Experimental and Computational Insights of Schiff Base Copper(II) Complexes of Para-Substituted Benzaldehydes towards some Bacterial and Target Proteins

Abstract

The search for new antibacterials via in-vitro and computational techniques that support green and sustainable technologies for use in the future necessitated this study, as molecular docking has proved to be a promising lead in development of target drugs. Herein, we report novel copper (II) complexes F1Cu-F3Cu with Schiff bases synthesized from para-substituted benzaldehydes and ortho-aminophenol. The compounds were characterized using elemental analysis, atomic absorption spectroscopy, infrared spectroscopy, ¹H NMR, and electronic absorption spectroscopy. In-vitro antibacterial study against 6 human pathogenic bacteria; Escheriachia coli (ATCC 8739), Staphylococcus aureus (ATCC 6538), Pseudomonas aeruginosa (ATCC 19582), Bacillus cereus (10702), Enterococcus faecalis (ATCC 29212) and Kribsella pneumonia (ATCC 10031) revealed an increase in antibacterial activity with the copper complexes against the free ligands. This was compared with ampicillin as a reference. To further confirm the activity of the complexes, molecular docking was employed against some clinically important bacterial target proteins specific to each bacterium, which revealed a strong correlation with the experimental antibacterial activity (MIC values) for all the targets studied.
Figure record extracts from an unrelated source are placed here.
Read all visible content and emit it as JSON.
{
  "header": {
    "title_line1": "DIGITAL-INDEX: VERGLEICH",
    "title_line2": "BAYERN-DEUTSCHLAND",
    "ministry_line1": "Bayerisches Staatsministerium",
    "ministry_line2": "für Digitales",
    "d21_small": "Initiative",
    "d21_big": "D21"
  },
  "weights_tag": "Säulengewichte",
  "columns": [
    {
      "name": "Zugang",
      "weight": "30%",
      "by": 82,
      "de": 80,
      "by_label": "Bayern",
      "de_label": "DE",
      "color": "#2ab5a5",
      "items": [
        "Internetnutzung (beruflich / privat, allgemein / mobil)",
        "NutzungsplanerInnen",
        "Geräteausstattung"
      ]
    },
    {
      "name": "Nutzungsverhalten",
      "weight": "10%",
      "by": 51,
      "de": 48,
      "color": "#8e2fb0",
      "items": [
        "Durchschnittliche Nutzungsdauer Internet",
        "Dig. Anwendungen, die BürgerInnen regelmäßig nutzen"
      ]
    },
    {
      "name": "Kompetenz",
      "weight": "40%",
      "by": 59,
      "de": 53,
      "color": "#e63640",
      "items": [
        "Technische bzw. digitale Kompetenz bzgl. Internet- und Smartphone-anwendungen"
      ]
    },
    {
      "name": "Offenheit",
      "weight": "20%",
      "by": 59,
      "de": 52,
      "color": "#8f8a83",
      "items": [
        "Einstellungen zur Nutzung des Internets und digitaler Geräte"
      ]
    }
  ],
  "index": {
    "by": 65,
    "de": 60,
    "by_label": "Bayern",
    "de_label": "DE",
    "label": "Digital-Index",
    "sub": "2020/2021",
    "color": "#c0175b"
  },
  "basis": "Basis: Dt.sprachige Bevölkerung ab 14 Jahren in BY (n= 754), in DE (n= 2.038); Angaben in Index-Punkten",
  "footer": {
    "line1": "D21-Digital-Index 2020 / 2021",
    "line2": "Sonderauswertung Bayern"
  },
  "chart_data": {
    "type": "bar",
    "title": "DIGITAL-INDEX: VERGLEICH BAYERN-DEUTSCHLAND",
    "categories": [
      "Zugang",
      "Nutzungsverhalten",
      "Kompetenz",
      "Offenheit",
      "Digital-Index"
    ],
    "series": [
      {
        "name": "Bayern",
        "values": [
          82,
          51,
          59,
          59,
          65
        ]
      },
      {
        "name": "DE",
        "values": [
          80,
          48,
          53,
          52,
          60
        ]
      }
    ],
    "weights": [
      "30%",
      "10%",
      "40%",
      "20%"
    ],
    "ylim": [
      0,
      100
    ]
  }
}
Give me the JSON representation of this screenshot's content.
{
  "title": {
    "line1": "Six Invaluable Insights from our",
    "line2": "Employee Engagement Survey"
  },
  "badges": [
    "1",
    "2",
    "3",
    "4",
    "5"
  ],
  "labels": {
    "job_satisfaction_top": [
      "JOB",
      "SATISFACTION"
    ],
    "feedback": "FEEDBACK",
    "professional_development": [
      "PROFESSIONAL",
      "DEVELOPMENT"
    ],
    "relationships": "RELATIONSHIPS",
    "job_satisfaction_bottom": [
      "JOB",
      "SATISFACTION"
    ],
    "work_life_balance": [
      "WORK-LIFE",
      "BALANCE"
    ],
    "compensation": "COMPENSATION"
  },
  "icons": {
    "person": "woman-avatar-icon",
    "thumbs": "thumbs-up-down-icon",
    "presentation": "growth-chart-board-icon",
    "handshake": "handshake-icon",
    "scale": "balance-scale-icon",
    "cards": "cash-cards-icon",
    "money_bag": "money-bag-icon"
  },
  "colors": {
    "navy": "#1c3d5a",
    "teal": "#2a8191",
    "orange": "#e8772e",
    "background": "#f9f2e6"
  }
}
The docking results show that the complexes exhibited a much stronger binding interaction with the proteins compared to the parent ligands, with the former having scores of −7.4 to −10.1 kcal/mol and the latter scoring −5.7 to −7.4 kcal/mol. Also, inhibition of the DHFR enzyme by the complexes prevents any substrate from accessing the enzyme, thus disrupting of the folate cycle that is important for the growth of bacteria.  Our synergistic results have shown that these complexes can be developed as an antibacterial agent in drug discovery.